H-4 Hercules – Spruce Goose – Aircraft of the Month

H-4 Hercules 2.jpg

I recently got to see a very interesting documentary on moving the H4 Spruce Goose from California to Oregon on YouTube. I got to see this unique aircraft at the Evergreen Aviation Museum just outside of Portland Oregon, on a few days off from a company trip in 2014. https://www.evergreenmuseum.org/ https://en.wikipedia.org/wiki/Evergreen_Aviation_%26_Space_Museum. If your into historic aircraft this Museum is one of the best in the country with the Smithsonian NASM in Washington DC, USAF Museum in Dayton Ohio & the EAA Museum in Oshkosh Wisconsin as peers and is well with the drive alone from any of the surrounding states.

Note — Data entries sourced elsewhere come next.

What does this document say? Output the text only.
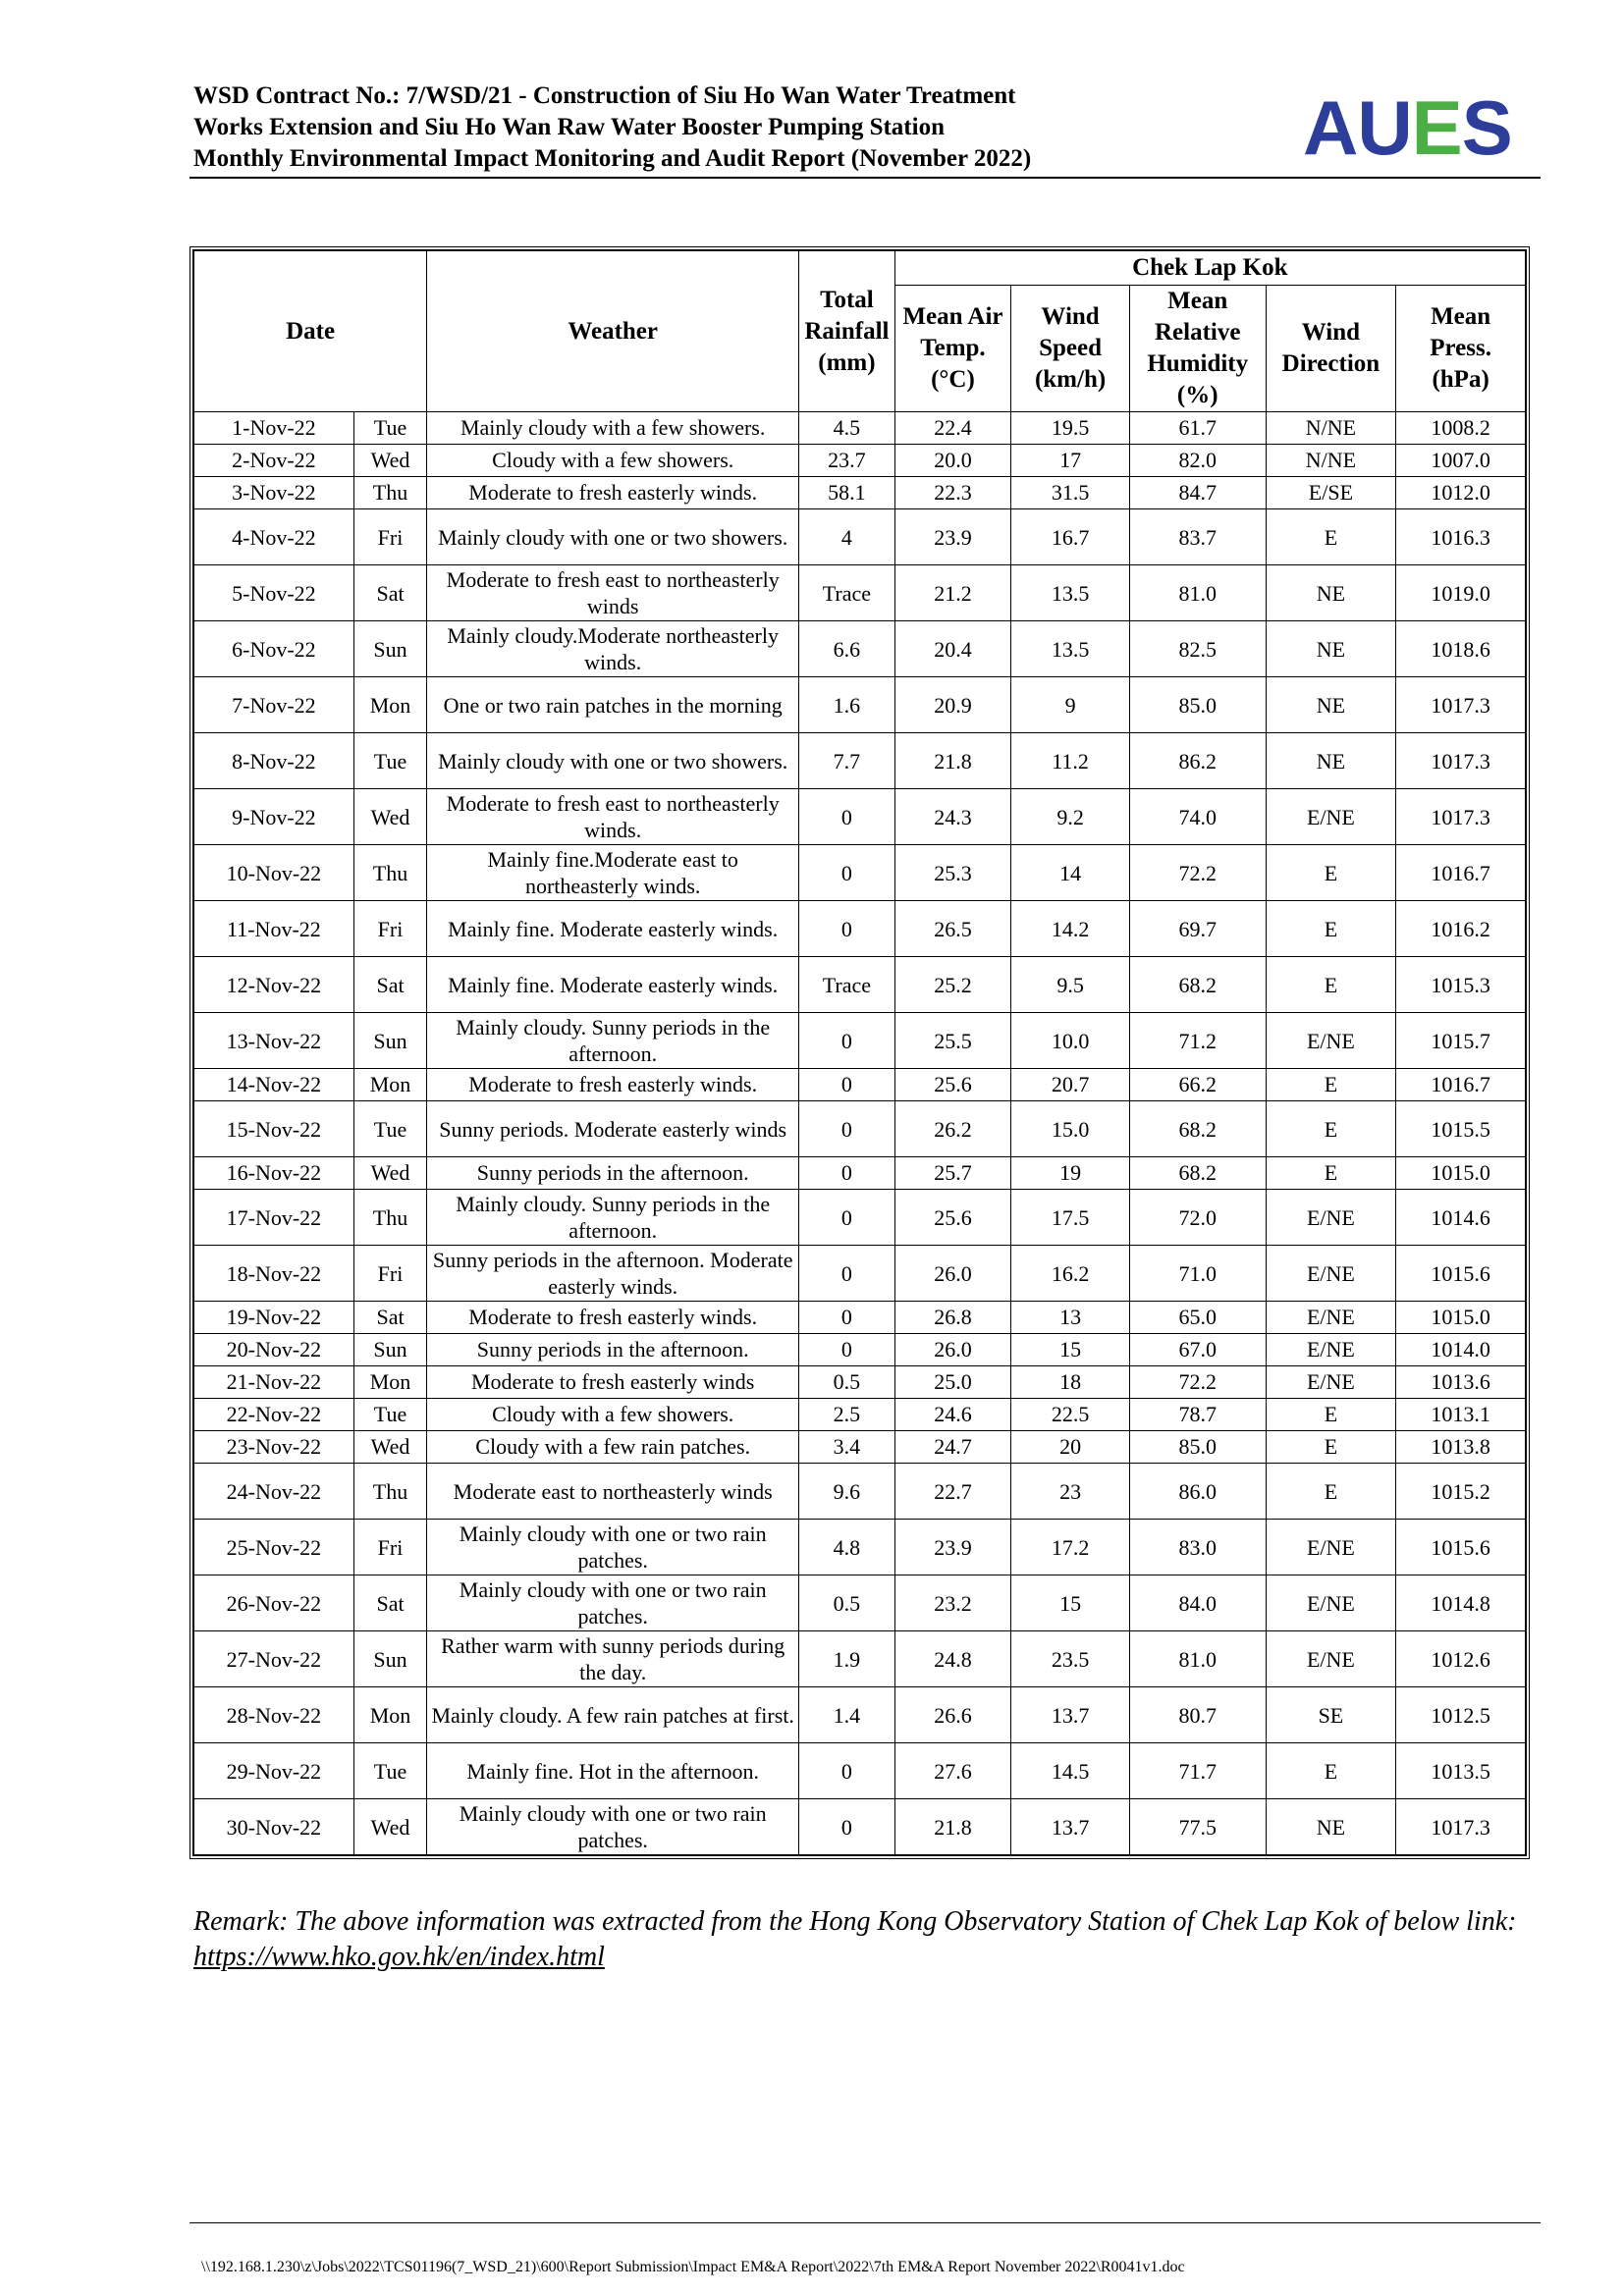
WSD Contract No.: 7/WSD/21 - Construction of Siu Ho Wan Water Treatment
Works Extension and Siu Ho Wan Raw Water Booster Pumping Station
Monthly Environmental Impact Monitoring and Audit Report (November 2022)	AUES
Date		Weather	Total Rainfall (mm)	Chek Lap Kok				
				Mean Air Temp. (°C)	Wind Speed (km/h)	Mean Relative Humidity (%)	Wind Direction	Mean Press. (hPa)
1-Nov-22	Tue	Mainly cloudy with a few showers.	4.5	22.4	19.5	61.7	N/NE	1008.2
2-Nov-22	Wed	Cloudy with a few showers.	23.7	20.0	17	82.0	N/NE	1007.0
3-Nov-22	Thu	Moderate to fresh easterly winds.	58.1	22.3	31.5	84.7	E/SE	1012.0
4-Nov-22	Fri	Mainly cloudy with one or two showers.	4	23.9	16.7	83.7	E	1016.3
5-Nov-22	Sat	Moderate to fresh east to northeasterly winds	Trace	21.2	13.5	81.0	NE	1019.0
6-Nov-22	Sun	Mainly cloudy.Moderate northeasterly winds.	6.6	20.4	13.5	82.5	NE	1018.6
7-Nov-22	Mon	One or two rain patches in the morning	1.6	20.9	9	85.0	NE	1017.3
8-Nov-22	Tue	Mainly cloudy with one or two showers.	7.7	21.8	11.2	86.2	NE	1017.3
9-Nov-22	Wed	Moderate to fresh east to northeasterly winds.	0	24.3	9.2	74.0	E/NE	1017.3
10-Nov-22	Thu	Mainly fine.Moderate east to northeasterly winds.	0	25.3	14	72.2	E	1016.7
11-Nov-22	Fri	Mainly fine. Moderate easterly winds.	0	26.5	14.2	69.7	E	1016.2
12-Nov-22	Sat	Mainly fine. Moderate easterly winds.	Trace	25.2	9.5	68.2	E	1015.3
13-Nov-22	Sun	Mainly cloudy. Sunny periods in the afternoon.	0	25.5	10.0	71.2	E/NE	1015.7
14-Nov-22	Mon	Moderate to fresh easterly winds.	0	25.6	20.7	66.2	E	1016.7
15-Nov-22	Tue	Sunny periods. Moderate easterly winds	0	26.2	15.0	68.2	E	1015.5
16-Nov-22	Wed	Sunny periods in the afternoon.	0	25.7	19	68.2	E	1015.0
17-Nov-22	Thu	Mainly cloudy. Sunny periods in the afternoon.	0	25.6	17.5	72.0	E/NE	1014.6
18-Nov-22	Fri	Sunny periods in the afternoon. Moderate easterly winds.	0	26.0	16.2	71.0	E/NE	1015.6
19-Nov-22	Sat	Moderate to fresh easterly winds.	0	26.8	13	65.0	E/NE	1015.0
20-Nov-22	Sun	Sunny periods in the afternoon.	0	26.0	15	67.0	E/NE	1014.0
21-Nov-22	Mon	Moderate to fresh easterly winds	0.5	25.0	18	72.2	E/NE	1013.6
22-Nov-22	Tue	Cloudy with a few showers.	2.5	24.6	22.5	78.7	E	1013.1
23-Nov-22	Wed	Cloudy with a few rain patches.	3.4	24.7	20	85.0	E	1013.8
24-Nov-22	Thu	Moderate east to northeasterly winds	9.6	22.7	23	86.0	E	1015.2
25-Nov-22	Fri	Mainly cloudy with one or two rain patches.	4.8	23.9	17.2	83.0	E/NE	1015.6
26-Nov-22	Sat	Mainly cloudy with one or two rain patches.	0.5	23.2	15	84.0	E/NE	1014.8
27-Nov-22	Sun	Rather warm with sunny periods during the day.	1.9	24.8	23.5	81.0	E/NE	1012.6
28-Nov-22	Mon	Mainly cloudy. A few rain patches at first.	1.4	26.6	13.7	80.7	SE	1012.5
29-Nov-22	Tue	Mainly fine. Hot in the afternoon.	0	27.6	14.5	71.7	E	1013.5
30-Nov-22	Wed	Mainly cloudy with one or two rain patches.	0	21.8	13.7	77.5	NE	1017.3
Remark: The above information was extracted from the Hong Kong Observatory Station of Chek Lap Kok of below link: https://www.hko.gov.hk/en/index.html
\\192.168.1.230\z\Jobs\2022\TCS01196(7_WSD_21)\600\Report Submission\Impact EM&A Report\2022\7th EM&A Report November 2022\R0041v1.doc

When you see it in person its difficult to get the whole aircraft in one shot with out a wide angle lense

Much of the structure is actually laminated wood with grain direction for optimized strength and is a pre curser to modern composite aircraft structures. They have a few displays of some details of the construction methods along with a scale model of the aircraft under construction.

An ominous shot from a rear quarter view with a ME-262 and a FW-190 showing what this war bird would have been up against if it would have been operational in the war.

My personal thoughts on the aircraft with the context of seeing the 2004 movie the aviator and a few documentaries on Hughes is its a mix of a technology path finder paving the way to large aircraft structures and systems while being a tragedy for Hughes personal aviation career. He was never the same after this project.

Aircraft like his racer and XF-11 had fairly quick development times however the H4 flew 2 years after the end of the war it was supposed to support. Because the project was under a government contract with government funding it Aircraft like the Grumman albatross and Martin Mars Evolutionary and nature compared to the revolutionary H4. However this difference was not taken into account for the oversight, visibility and pressure.

This aircraft serves as a cautionary tale for any company or individual taking on a “huge leap task” with out proper technology development and stepping stones setup at the beginning. Crawl, walk, run marathon or sprint. This is hubris that has effected my self and have seen first hand at companies I’ve worked for.